Sunday, Dec 20, 2020 06:15 [IST]
Last Update: Sunday, Dec 20, 2020 00:42 [IST]
The other day my wife was talking about a father–son duo that enjoying math even while on drive. Professor Sharma plays math with his son, who aspires to study in CMI - Chennai Mathematical Institute. I wonder how it could be interesting as I felt boring because it’s often too abstract and cumulative nature. Despite acquiring a degree in Royal Science, I failed to relate math to our everyday experience. Many students also find inherent difficulties as they require a firm foundation to learn new things on mathematics.
My interest on math was never developed during school days. Our entire class VI shockingly failed once in half yearly examination. I had to renew my devotion to the subject as I had to teach math to our daughter at high school. It gave dividend exponentially although I had the single most frustrating subject I had ever faced in schooling. And our daughter scored perfect hundred in mathematics on board examination. I was jubilant then.
It was the first day of my Management class in Chennai. Professor Iyengar illustrated his point with a diagram on the blackboard. We happily replied “Red Cross”. The South Indian with U-shape teeka in all white dhotis and half sleeved shirt was utterly disappointed. We had a group of students of various discipline from arts, science, commerce to military personnel. The senior flag officials like Brigadiers used to be a student. The teacher knows, they may not be able to learn new things on Quantitative Method without previous knowledge and he started with one solid hour from reminding us the basic symbols of math such as +, -, ×, ÷ to the level of the first chapter. Indeed he made mathematics in funny and easy way.

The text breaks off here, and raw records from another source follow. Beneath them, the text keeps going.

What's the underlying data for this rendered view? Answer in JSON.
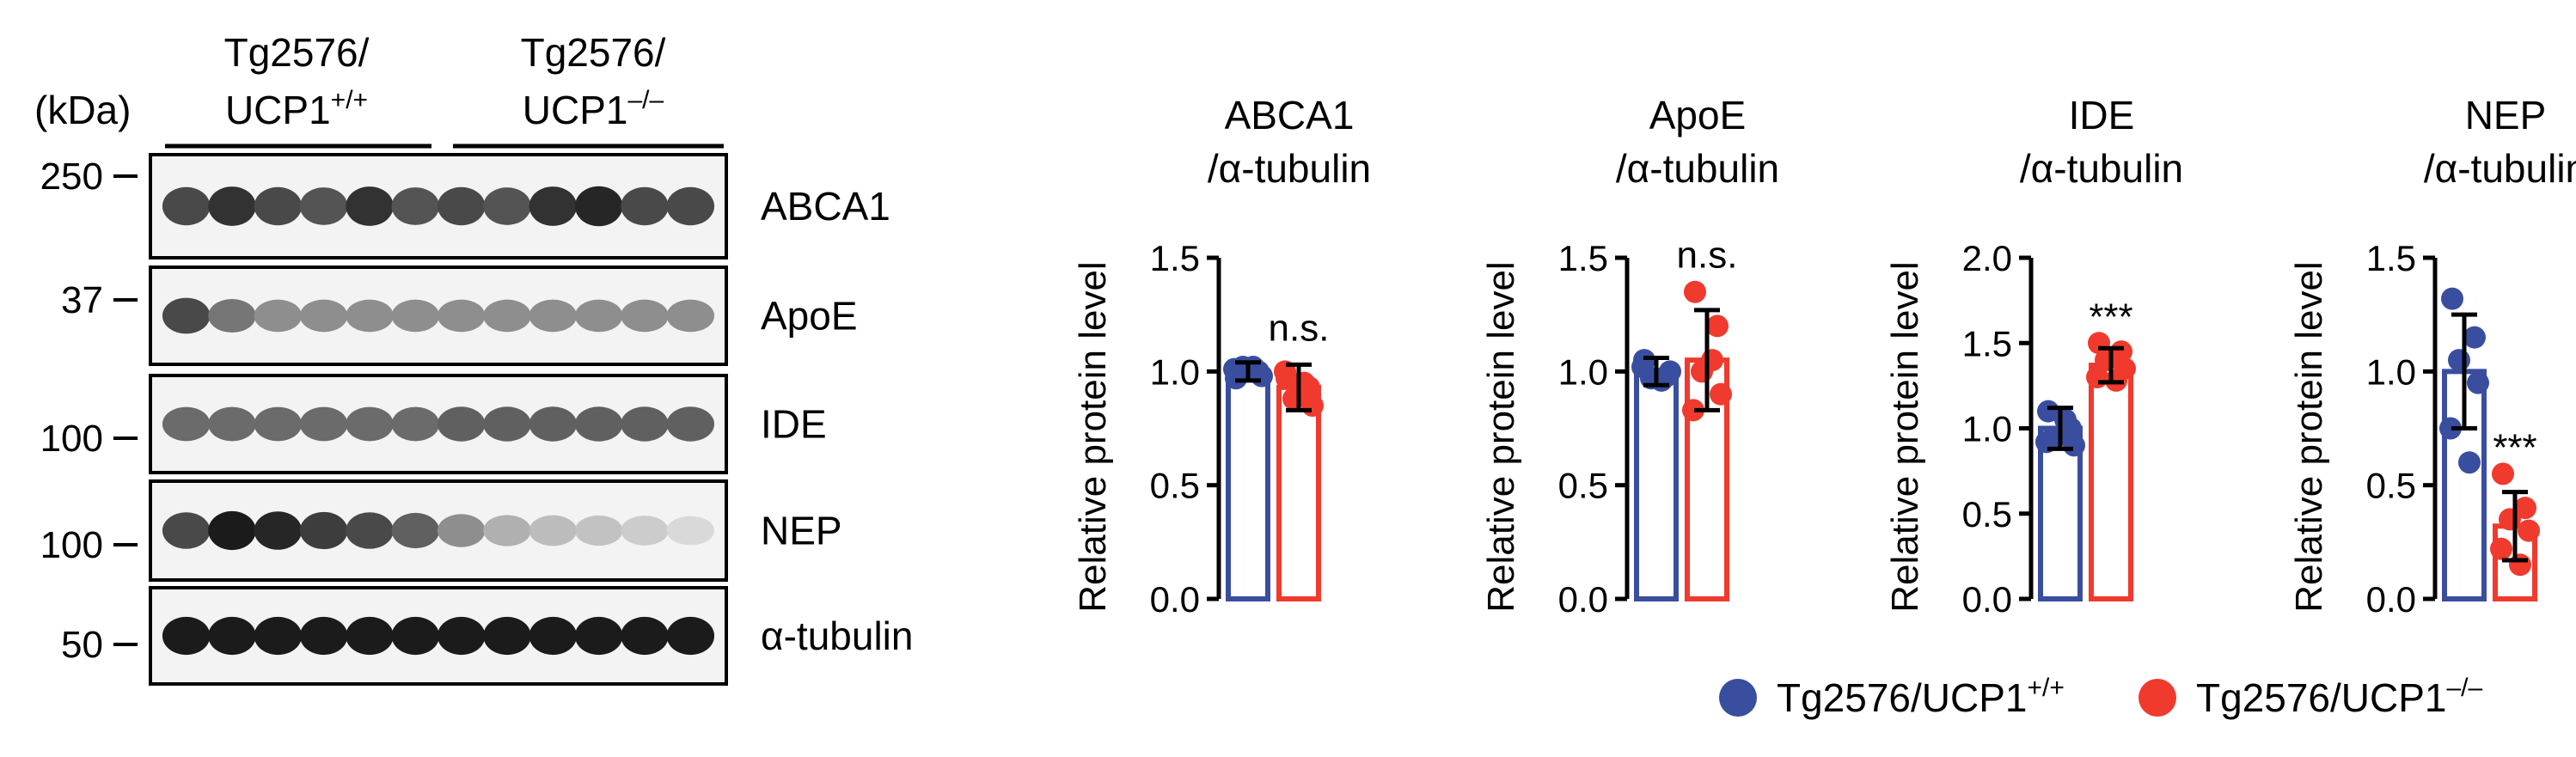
{
  "western": {
    "unit_label": "(kDa)",
    "group1": {
      "line1": "Tg2576/",
      "line2": "UCP1",
      "sup": "+/+"
    },
    "group2": {
      "line1": "Tg2576/",
      "line2": "UCP1",
      "sup": "–/–"
    },
    "markers": [
      {
        "label": "250",
        "intensity": 0
      },
      {
        "label": "37",
        "intensity": 0
      },
      {
        "label": "100",
        "intensity": 0
      },
      {
        "label": "100",
        "intensity": 0
      },
      {
        "label": "50",
        "intensity": 0
      }
    ],
    "blots": [
      {
        "name": "ABCA1",
        "band_intensity": [
          0.75,
          0.85,
          0.75,
          0.7,
          0.85,
          0.7,
          0.75,
          0.7,
          0.85,
          0.9,
          0.75,
          0.75
        ]
      },
      {
        "name": "ApoE",
        "band_intensity": [
          0.75,
          0.55,
          0.45,
          0.45,
          0.45,
          0.45,
          0.45,
          0.45,
          0.45,
          0.45,
          0.45,
          0.45
        ]
      },
      {
        "name": "IDE",
        "band_intensity": [
          0.6,
          0.6,
          0.6,
          0.6,
          0.6,
          0.6,
          0.65,
          0.65,
          0.65,
          0.65,
          0.65,
          0.65
        ]
      },
      {
        "name": "NEP",
        "band_intensity": [
          0.75,
          0.95,
          0.9,
          0.8,
          0.75,
          0.65,
          0.45,
          0.3,
          0.25,
          0.22,
          0.18,
          0.12
        ]
      },
      {
        "name": "α-tubulin",
        "band_intensity": [
          0.95,
          0.95,
          0.95,
          0.95,
          0.95,
          0.95,
          0.95,
          0.95,
          0.95,
          0.95,
          0.95,
          0.95
        ]
      }
    ]
  },
  "chart_data": [
    {
      "type": "bar",
      "title_line1": "ABCA1",
      "title_line2": "/α-tubulin",
      "ylabel": "Relative protein level",
      "ylim": [
        0,
        1.5
      ],
      "yticks": [
        "0.0",
        "0.5",
        "1.0",
        "1.5"
      ],
      "significance": "n.s.",
      "series": [
        {
          "name": "Tg2576/UCP1+/+",
          "mean": 1.0,
          "sd": 0.04,
          "points": [
            0.97,
            1.0,
            1.02,
            0.98,
            1.01,
            1.02
          ]
        },
        {
          "name": "Tg2576/UCP1–/–",
          "mean": 0.93,
          "sd": 0.1,
          "points": [
            0.97,
            0.93,
            0.88,
            0.85,
            1.0,
            0.95
          ]
        }
      ]
    },
    {
      "type": "bar",
      "title_line1": "ApoE",
      "title_line2": "/α-tubulin",
      "ylabel": "Relative protein level",
      "ylim": [
        0,
        1.5
      ],
      "yticks": [
        "0.0",
        "0.5",
        "1.0",
        "1.5"
      ],
      "significance": "n.s.",
      "series": [
        {
          "name": "Tg2576/UCP1+/+",
          "mean": 1.0,
          "sd": 0.06,
          "points": [
            1.05,
            0.98,
            0.97,
            1.0,
            1.02,
            0.96
          ]
        },
        {
          "name": "Tg2576/UCP1–/–",
          "mean": 1.05,
          "sd": 0.22,
          "points": [
            1.35,
            1.2,
            1.0,
            0.9,
            0.83,
            1.05
          ]
        }
      ]
    },
    {
      "type": "bar",
      "title_line1": "IDE",
      "title_line2": "/α-tubulin",
      "ylabel": "Relative protein level",
      "ylim": [
        0,
        2.0
      ],
      "yticks": [
        "0.0",
        "0.5",
        "1.0",
        "1.5",
        "2.0"
      ],
      "significance": "***",
      "series": [
        {
          "name": "Tg2576/UCP1+/+",
          "mean": 1.0,
          "sd": 0.12,
          "points": [
            1.1,
            1.0,
            0.95,
            0.9,
            0.92,
            1.05
          ]
        },
        {
          "name": "Tg2576/UCP1–/–",
          "mean": 1.37,
          "sd": 0.1,
          "points": [
            1.5,
            1.45,
            1.4,
            1.35,
            1.3,
            1.28
          ]
        }
      ]
    },
    {
      "type": "bar",
      "title_line1": "NEP",
      "title_line2": "/α-tubulin",
      "ylabel": "Relative protein level",
      "ylim": [
        0,
        1.5
      ],
      "yticks": [
        "0.0",
        "0.5",
        "1.0",
        "1.5"
      ],
      "significance": "***",
      "series": [
        {
          "name": "Tg2576/UCP1+/+",
          "mean": 1.0,
          "sd": 0.25,
          "points": [
            1.32,
            1.15,
            1.05,
            0.95,
            0.75,
            0.6
          ]
        },
        {
          "name": "Tg2576/UCP1–/–",
          "mean": 0.32,
          "sd": 0.15,
          "points": [
            0.55,
            0.4,
            0.35,
            0.3,
            0.22,
            0.15
          ]
        }
      ]
    }
  ],
  "legend": [
    {
      "label": "Tg2576/UCP1",
      "sup": "+/+",
      "color": "#3a4ea0"
    },
    {
      "label": "Tg2576/UCP1",
      "sup": "–/–",
      "color": "#f03a2e"
    }
  ],
  "colors": {
    "wt": "#3a4ea0",
    "ko": "#f03a2e"
  }
}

Chennai has connection with math since ages. The professor reminded us the magic number 1729 discovered by a little boy from south India, who is obsessed with mathematics in his childhood. His estimated IQ score was 185 which is greater than Albert Einstein and Stephen Hawking 160-190 and 160-170 respectively. He is Srinivasa Ramanujan. It is the sole number which can be expressed as the sum of the cubes of two different sets of numbers 1729 = 10^ 3 + 9^ 3 = 12^ 3 + 1^3.
He had made remarkable contributions in various fields of mathematics. He once quoted from his mother’s reply about this little mathematical anomaly, “What on earth are you talking about? There’s no way that’s true!” The sum of all positive integers equals ?1/12 i.e. 1 + 2 + 3 + ? + ? = -1/12? After all, Ramanujan Summation defies basic logic. How could adding positive numbers equal not only a negative, a small number but a negative fraction? He proved it is just that, an anomaly. I failed to understand how a mathematician tries to tell that the sum of all positive integers and so on to infinity is equal to ?1/12. Isn’t that clearly ridiculous?

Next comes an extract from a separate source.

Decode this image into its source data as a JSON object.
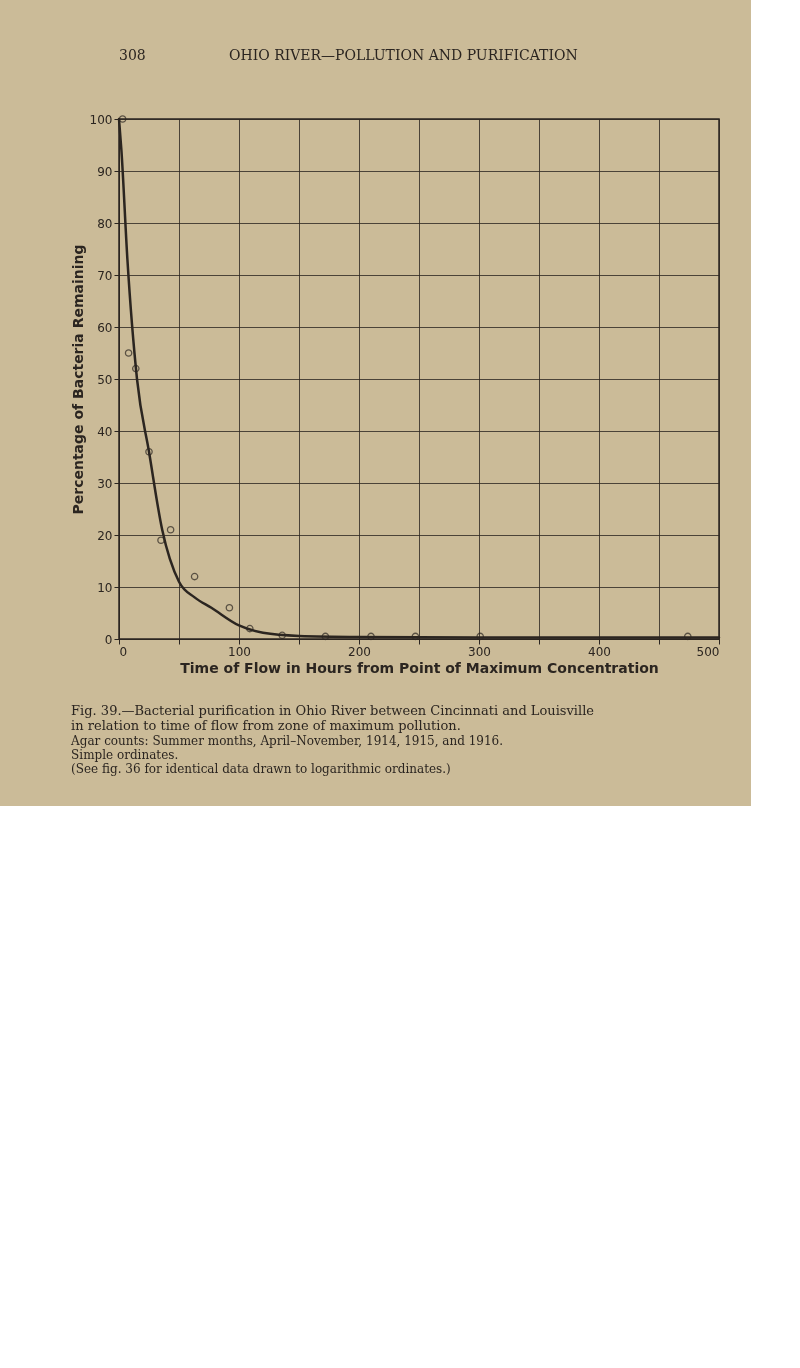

The birth anniversary of the famous mathematician Srinivasa Ramanujan is celebrated as National Mathematics Day. He was born on 22 December 1887 in Erode near Chennai. Child prodigy Ramanujan failed every subject except mathematics of his first Arts Examination for he could not enter the University of Madras. Despite the hardship he continued to study independently. He gained recognition for his brilliant research paper work after publication in the Journal of the Indian Mathematical Society on the numerical evaluation of “Euler’s constant” and on the properties of the “Bernoulli Numbers”.

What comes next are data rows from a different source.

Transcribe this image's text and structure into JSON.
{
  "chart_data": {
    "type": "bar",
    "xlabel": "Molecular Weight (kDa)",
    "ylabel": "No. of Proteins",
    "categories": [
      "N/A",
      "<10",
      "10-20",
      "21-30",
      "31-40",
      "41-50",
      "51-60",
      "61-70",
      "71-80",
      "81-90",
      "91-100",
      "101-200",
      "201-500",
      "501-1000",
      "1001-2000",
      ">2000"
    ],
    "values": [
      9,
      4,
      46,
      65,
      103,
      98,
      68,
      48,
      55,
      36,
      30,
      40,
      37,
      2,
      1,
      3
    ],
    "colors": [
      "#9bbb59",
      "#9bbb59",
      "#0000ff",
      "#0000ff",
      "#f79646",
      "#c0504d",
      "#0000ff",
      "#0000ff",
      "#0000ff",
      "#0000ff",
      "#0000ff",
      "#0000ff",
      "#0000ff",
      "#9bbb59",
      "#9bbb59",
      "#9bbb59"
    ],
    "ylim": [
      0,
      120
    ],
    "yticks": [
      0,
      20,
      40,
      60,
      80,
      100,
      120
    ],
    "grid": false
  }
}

Ramanujan kept writing his work to many British mathematicians until Cambridge Professor GH Hardy found his unproved theorems interesting and appeared to be new and important. He had to struggle his life for a livelihood. He wrote Hardy to get a scholarship either from the university or from the government. Indeed the University of Madras gave Ramanujan a scholarship and Hardy brought him to Trinity College, Cambridge to begin an extraordinary collaboration. That led to important results of highly composite numbers for his graduation with a Bachelor of Arts by Research.
Ramanujan left a number of unpublished theorems that Hardy passed on to Watson for study. The quality in exception for his works, Hardy made him to the elected member of London Mathematical Society. His finding served to open up new direction in research and his formula number pi is still used today in magnetic signal, satellite and GBS trekking. He made substantial contributions to the analytical theory of numbers and worked on elliptic functions, continued fractions, and infinite series.
Today I had stuck up with one simple math equation that went viral and divided the internet last year. 8 ÷ 2 (2 + 2) = ? Is the answer 16 or is it 1? Before I summarize the result, my daughter quickly got the answer 16. It is based on the modern interpretation of PEDMAS/BODMAS. But we older generation got the answer in otherwise ways. This is yet another lesson in order of operations. This equation really brings it down to the basics school days. Mathematics was a younger field back in Ramanujan’s day. Despite of all difficulties and challenges, math is always fun. Everyone wants a taste for mathematics and can’t escape the day-to-day.